AT&T explains it will only impact two percent of consumers who use “a disproportionate amount of bandwidth,” and poses the caps as an alternative to throttling transfer speeds or disconnecting excessive users from the service completely. Customers will be able to check their usage with an online tool, and get notifications when they reach 65 percent, 90 percent and 100 percent of their monthly rates.
Here’s the AT&T statement attempting to justify the data caps and overage charges:
“We are committed to providing a great experience for all of our Internet customers. Less than 2 percent of our Internet customers could be impacted by this approach – those who are using a disproportionate amount of bandwidth. We will communicate early and often with these customers so they are well aware of their options before they incur any additional usage charges.

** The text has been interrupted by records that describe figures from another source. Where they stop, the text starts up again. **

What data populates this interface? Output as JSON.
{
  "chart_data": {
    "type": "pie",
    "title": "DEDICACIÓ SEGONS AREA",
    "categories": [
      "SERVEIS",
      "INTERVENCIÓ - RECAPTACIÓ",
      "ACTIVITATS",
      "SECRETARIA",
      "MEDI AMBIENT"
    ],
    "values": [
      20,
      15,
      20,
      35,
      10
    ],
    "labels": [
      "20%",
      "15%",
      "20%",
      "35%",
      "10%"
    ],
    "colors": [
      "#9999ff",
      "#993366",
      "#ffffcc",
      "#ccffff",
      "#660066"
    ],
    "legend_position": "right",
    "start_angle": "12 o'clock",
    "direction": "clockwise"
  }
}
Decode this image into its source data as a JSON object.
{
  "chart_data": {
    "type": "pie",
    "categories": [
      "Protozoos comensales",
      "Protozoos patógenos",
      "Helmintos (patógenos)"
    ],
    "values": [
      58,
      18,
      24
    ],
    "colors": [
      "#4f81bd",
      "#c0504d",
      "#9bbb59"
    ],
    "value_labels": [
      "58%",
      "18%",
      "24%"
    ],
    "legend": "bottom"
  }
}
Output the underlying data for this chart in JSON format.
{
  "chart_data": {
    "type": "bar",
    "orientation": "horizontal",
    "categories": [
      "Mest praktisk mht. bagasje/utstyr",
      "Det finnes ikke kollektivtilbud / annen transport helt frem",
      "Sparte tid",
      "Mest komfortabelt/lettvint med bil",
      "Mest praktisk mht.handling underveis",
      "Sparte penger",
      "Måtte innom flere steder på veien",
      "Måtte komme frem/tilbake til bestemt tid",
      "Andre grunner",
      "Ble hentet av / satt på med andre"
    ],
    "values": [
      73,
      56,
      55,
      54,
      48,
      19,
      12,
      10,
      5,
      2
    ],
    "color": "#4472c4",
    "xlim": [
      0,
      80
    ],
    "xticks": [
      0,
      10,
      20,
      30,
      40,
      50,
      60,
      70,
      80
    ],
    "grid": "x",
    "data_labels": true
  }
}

The top 2 percent of residential subscribers uses about 20 percent of the bandwidth on our network. Just one of these high-traffic users can utilize the same amount of data capacity as 19 typical households. Lopsided usage patterns can cause congestion at certain points in the network, which can slow Internet speeds and interfere with other customers’ access to and use of the network. Our new plan addresses another concern: customers strongly believe that only those who use the most bandwidth should pay more than those who don’t use as much. That’s exactly what this does – and again, 98% of our customers will not be impacted by this.”
Opinion: I expected data caps to happen late last year, with all the video streaming, uploads and downloads. Apparently, most of the streaming is from people streaming Netflix videos to their converter boxes- TVs.
Note, that ATT’s U-verse and ADSL-based Internet access are completely different transport architectures:
- U-verse is all IP over Ethernet (frame format) with fiber to the cabinet/node and VDSL2 to the subscriber- shorter copper loop than conventional DSL Internet access.
- ADSL Internet is IP over PPP over ATM AAL5 over ADSL (or ADSL2+) from the CO or Digital Loop Carrier to the subscriber (much longer copper loop).
Here’s an article comparing triple play delivery networks, highlighting AT&T U Verse (based on an IEEE ComSoc SCV officer tour of AT&Ts U Verse Labs in San Ramon, CA last summer). Readers may find it informative if not enlightening:
As far as we know, Comcast is NOT capping its high speed Internet traffic- either for residential or business customers. And they offer higher speeds than AT&T U-Verse or DSL Internet.
Note: The author has had AT&T (SBC, Pac Bell) DSL based Internet access since 2001, which was only upgraded to 2.5 M bit/sec a few years ago. It is much slower than DSL access in other countries, let alone what Comcast and other MSOs are offering for the same service.